Virtually every occurrence surrounding her - from an inexplicable rose-petal shower outside the hospital to the stigmata - is labeled astonishing by various characters, even though Monroe attempts to offer a scientific explanation for the events. According to Father Ferger, who councils the family, the opinion of the Catholic Church is that that an "anointed few are here to aid in the redemption and salvation of the world, to serve as a living reminder of the suffering Jesus endured for us all."
But Monroe, for his part spurns, the Church. He sees people as bartering with God all the time, making promises they'll never keep. "They might as well be asking for salvation on layaway." As word of Annika's powers spread, the family begins to attract various people, whom Monroe's mother calls "pilgrims," but his dad, in the throws of alcoholism, calls "losers." They're all so convinced that if only they could see Annika, she will be able to "heal" them and their problems would go away.
Monroe manages to maintain his faith, amongst the relentless media attention, the hundreds of pilgrims who try to visit daily, and a family that is gradually fracturing and falling apart. He hopes that someday Annika will wake up and they'll "ride out into the country for apple fritters and the wind will blow through her hair and it will be like none of this ever happened."
Author, Brian Strause, cleverly skewers the world of religion, raising some interesting questions about the nature of belief and faith. In Monroe's world, everything that happens, happens for a reason and where everything is a piece of the puzzle, a puzzle of clouds, "that we'll only be able to decipher when we're dead, but until then, have some faith."
Strause's characters are energetic, their personalities well defined, even eccentric in their innocent and blameless mediocrity. The writing crackles with energy, humor, and an appreciation of the often-uneasy relationship between the devotion to faith and the devotion to science. The author's prose is extraordinarily intimate, as Monroe, our intrepid, and trusty narrator, whispers sardonic secrets about his family and the world around him that only we can hear.
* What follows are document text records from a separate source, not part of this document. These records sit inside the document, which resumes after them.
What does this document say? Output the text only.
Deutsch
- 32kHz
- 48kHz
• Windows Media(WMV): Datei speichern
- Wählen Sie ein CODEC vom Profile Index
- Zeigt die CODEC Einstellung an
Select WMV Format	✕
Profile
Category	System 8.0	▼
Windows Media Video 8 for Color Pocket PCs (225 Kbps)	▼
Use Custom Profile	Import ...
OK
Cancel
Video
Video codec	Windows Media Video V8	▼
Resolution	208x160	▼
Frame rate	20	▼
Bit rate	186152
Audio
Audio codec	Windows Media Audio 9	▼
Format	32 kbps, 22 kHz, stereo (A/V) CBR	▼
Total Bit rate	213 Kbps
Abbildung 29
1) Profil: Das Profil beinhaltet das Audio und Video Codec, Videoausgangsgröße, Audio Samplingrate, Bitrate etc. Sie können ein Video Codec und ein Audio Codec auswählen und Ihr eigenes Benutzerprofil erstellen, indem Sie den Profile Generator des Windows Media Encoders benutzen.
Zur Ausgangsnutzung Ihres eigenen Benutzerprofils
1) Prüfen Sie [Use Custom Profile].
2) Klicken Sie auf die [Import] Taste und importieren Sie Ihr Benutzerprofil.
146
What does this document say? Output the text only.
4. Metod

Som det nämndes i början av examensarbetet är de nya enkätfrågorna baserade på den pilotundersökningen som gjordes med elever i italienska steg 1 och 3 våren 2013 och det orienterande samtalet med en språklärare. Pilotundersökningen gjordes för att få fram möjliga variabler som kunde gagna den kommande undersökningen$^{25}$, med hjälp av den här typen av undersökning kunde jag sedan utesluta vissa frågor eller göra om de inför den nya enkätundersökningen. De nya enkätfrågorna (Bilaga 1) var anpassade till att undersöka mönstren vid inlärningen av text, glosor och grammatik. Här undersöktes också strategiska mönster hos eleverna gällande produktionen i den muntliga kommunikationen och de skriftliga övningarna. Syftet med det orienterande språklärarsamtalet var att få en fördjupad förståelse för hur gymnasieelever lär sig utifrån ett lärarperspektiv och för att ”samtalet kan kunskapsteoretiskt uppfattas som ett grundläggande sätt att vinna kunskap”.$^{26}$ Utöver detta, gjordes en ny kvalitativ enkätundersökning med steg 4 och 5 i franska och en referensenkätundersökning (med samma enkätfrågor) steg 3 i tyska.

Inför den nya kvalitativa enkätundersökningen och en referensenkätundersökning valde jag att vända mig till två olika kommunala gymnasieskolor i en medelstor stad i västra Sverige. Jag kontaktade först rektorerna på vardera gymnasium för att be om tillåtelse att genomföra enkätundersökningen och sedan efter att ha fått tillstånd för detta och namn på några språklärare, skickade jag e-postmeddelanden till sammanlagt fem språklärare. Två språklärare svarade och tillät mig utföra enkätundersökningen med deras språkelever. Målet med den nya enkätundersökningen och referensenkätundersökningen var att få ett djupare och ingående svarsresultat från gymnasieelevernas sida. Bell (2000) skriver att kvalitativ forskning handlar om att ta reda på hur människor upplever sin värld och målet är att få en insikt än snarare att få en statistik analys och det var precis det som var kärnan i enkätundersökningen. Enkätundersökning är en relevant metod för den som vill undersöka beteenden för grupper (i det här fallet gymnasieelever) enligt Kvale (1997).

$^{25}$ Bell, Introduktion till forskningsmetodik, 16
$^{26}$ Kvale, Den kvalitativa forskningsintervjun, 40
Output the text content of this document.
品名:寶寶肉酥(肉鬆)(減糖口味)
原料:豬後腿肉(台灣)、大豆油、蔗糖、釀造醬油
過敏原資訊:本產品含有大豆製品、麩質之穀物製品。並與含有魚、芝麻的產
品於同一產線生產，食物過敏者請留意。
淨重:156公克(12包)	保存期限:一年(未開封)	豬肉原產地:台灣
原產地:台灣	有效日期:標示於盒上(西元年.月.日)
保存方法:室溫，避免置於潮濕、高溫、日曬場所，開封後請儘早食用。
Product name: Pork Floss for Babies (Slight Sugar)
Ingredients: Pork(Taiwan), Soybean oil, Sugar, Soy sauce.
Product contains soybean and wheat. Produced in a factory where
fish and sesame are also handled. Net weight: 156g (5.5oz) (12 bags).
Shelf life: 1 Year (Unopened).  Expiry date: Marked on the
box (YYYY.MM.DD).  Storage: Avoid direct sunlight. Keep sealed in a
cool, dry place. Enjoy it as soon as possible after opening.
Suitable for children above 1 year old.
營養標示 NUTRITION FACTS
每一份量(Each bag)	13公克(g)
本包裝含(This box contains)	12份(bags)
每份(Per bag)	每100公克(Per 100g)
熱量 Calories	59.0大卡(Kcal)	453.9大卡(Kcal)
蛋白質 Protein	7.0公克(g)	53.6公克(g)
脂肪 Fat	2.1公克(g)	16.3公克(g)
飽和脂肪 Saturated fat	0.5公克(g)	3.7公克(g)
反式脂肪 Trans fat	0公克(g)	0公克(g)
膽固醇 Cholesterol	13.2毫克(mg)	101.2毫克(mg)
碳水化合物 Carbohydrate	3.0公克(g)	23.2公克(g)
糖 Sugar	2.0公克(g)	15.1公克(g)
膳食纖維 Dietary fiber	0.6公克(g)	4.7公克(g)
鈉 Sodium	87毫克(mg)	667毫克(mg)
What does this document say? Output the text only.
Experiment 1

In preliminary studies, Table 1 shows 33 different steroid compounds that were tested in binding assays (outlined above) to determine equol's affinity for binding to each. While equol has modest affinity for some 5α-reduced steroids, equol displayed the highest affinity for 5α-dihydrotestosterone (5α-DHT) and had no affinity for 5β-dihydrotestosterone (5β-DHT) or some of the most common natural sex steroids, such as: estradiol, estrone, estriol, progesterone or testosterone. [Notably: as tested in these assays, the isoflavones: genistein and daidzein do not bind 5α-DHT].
Maybe a Miracle is just aching to be optioned for a movie; it's a bouncy and lively tale that captures the imagination, lining up believers on each side of the philosophical divide, those who yearn for miracles and those who just don't believe in them. But it's also a novel that is about the spirit of the teenage underdog, who has more smarts, intellect, and adult charisma than he knows what to do with. Mike Leonard October 05.